In 2011 or 2012, he had written an article at HBR about how when a famous person touches an object, it becomes valuable as a motivator. “That, in turn, becomes a way to reduce anxiety,” he said. He believed in that one so much that he asked noted journalist Malcolm Gladwell, author of “Blink” and “Outliers,” to use his new laptop before he himself touched it, as a lucky charm. “He used it for three months. Does it make sense that I should write better on a Malcolm Gladwell-owned keyboard? Maybe not, but it works.” However it’s created, he says, confidence building is critical. “Learning new ways to increase confidence evolved as I did the reporting. Not surprisingly, it’s really important. If you talk to athletes and performers, they have ways to boost their confidence beforehand.”
There are many ways to reach the goal. “Especially, I think, most surprising in that regard is in the chapter that looks at rituals and superstitions; you can find things people do before a test or sporting event that make lots of sense, and things that don’t. For example, Jerry Seinfeld’s backstage routine is same every time – reviews joke cards, etc. – but he puts his jacket on five minutes before, and that cues his body up to perform. Colbert has a really elaborate set of rituals. He chews a certain kind of Bic pen, rings a hotel bell, high-fives the crew. These things distract them from anxiety, give them something to focus on during a time when they might be thinking negative thoughts. The mind is a really powerful thing, and for some of these techniques there’s not a rational reason they should work, but they do.”
Competition drives the world in many arenas, and winning is the goal.
“The world’s become a more competitive place over time,” McGinn said. “We have the ability to measure things a lot more than we used to.

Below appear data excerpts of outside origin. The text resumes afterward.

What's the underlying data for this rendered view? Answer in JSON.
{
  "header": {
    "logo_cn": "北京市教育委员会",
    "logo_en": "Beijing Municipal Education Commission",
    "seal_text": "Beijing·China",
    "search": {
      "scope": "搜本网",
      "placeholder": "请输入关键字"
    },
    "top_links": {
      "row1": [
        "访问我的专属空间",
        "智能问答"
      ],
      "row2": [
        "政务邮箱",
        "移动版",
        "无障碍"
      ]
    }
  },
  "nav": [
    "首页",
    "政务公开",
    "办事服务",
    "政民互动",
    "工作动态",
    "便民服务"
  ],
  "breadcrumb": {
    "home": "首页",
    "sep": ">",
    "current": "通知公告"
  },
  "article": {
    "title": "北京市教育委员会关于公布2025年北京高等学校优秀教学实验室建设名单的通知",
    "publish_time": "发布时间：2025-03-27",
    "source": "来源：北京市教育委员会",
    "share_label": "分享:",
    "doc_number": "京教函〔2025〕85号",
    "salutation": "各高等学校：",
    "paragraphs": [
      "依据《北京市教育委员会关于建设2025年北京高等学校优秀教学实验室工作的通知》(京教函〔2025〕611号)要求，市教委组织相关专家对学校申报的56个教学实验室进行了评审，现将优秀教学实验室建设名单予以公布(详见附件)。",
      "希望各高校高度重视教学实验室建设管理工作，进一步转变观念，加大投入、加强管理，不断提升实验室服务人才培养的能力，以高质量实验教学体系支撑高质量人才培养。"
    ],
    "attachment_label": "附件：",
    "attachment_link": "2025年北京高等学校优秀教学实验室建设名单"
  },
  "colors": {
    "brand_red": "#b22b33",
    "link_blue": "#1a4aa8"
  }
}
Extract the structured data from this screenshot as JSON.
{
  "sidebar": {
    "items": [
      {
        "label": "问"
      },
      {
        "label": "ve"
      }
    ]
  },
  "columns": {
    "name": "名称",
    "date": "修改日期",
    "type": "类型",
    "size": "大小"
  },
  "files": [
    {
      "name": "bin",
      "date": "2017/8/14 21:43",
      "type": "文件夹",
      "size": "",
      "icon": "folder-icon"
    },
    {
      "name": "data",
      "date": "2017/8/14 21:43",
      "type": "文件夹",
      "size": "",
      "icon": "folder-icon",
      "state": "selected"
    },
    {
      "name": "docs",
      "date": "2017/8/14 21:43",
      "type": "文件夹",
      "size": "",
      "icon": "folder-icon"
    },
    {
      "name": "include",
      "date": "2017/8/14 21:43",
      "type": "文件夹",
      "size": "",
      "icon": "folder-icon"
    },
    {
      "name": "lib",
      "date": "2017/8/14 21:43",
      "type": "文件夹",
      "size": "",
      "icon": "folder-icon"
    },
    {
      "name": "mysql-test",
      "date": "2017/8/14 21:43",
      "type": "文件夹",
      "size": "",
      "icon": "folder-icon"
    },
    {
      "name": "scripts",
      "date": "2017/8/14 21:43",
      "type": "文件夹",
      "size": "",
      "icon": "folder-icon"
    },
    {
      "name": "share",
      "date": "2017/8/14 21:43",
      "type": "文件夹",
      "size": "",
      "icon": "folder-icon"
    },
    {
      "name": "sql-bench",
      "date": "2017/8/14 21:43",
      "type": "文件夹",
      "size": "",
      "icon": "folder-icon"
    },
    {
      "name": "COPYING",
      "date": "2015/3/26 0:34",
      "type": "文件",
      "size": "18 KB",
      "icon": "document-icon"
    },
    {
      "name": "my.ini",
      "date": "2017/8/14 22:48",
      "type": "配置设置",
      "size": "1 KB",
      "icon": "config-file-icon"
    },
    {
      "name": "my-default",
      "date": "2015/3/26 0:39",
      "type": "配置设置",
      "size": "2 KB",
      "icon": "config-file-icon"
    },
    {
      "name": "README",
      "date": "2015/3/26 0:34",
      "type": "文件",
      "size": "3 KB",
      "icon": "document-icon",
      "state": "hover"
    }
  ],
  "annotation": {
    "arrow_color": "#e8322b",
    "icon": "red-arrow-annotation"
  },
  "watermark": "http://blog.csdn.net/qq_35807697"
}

Social media allows for comparison of things. Companies are more interested in finding ways to analytically hire the best people and, once they’re in a job, evaluate their performance (in several ways). Even childhood is more competitive than it used to be – sports, academics, music. It’s become part of our culture.”
The book is premised on the world being competitive, he says. “We should position ourselves for that.” He points out Po Bronson’s book, “Top Dog: The Science of Winning and Losing” for a look at why people compete. “It probably comes down to different people have different appetites for risk, and how much one embraces competition is probably a function partly of how willing you are to risk failure, which is what you’re doing when you’re competing. Risk appetite is sort of inborn.”
While researching the book, he visited the Center for Enhanced Performance at the U.S. Military Academy at West Point, New York, witnessing sophisticated, engaged methods used to inspire athletes and cadets toward top performance.
He calls it “one of the best days of reporting I spent on the book. I didn’t know how a sophisticated arsenal of tools like that could come into play. It was interesting to see what kind of tools they can bring to the problem of making a player more psyched up before the game.” Renowned sports psychologist Dr. Nathan Zinsser leads the center.
“Being ‘Psyched Up’ is what the book is about, simply. Its main argument is that even if you’re not Michael Phelps and you’re not Tom Brady, if you’re just a person going in for an interview, you can do something similar to what Phelps or Brady do before a game. Even if you’re not an athlete, you can do the same things.”
McGinn’s first book, “House Lust,” addressed the housing boom in Boston. “Arguably, that was more topical, but this book – I hope and the publisher hopes – people will see a direct return on their investment.”
He’ll eventually settle into another book. “I like using different kinds of muscles and doing book-length things of my own,” he said. “When you find an idea, and a publisher who is interested in the same thing, it’s really a good match.”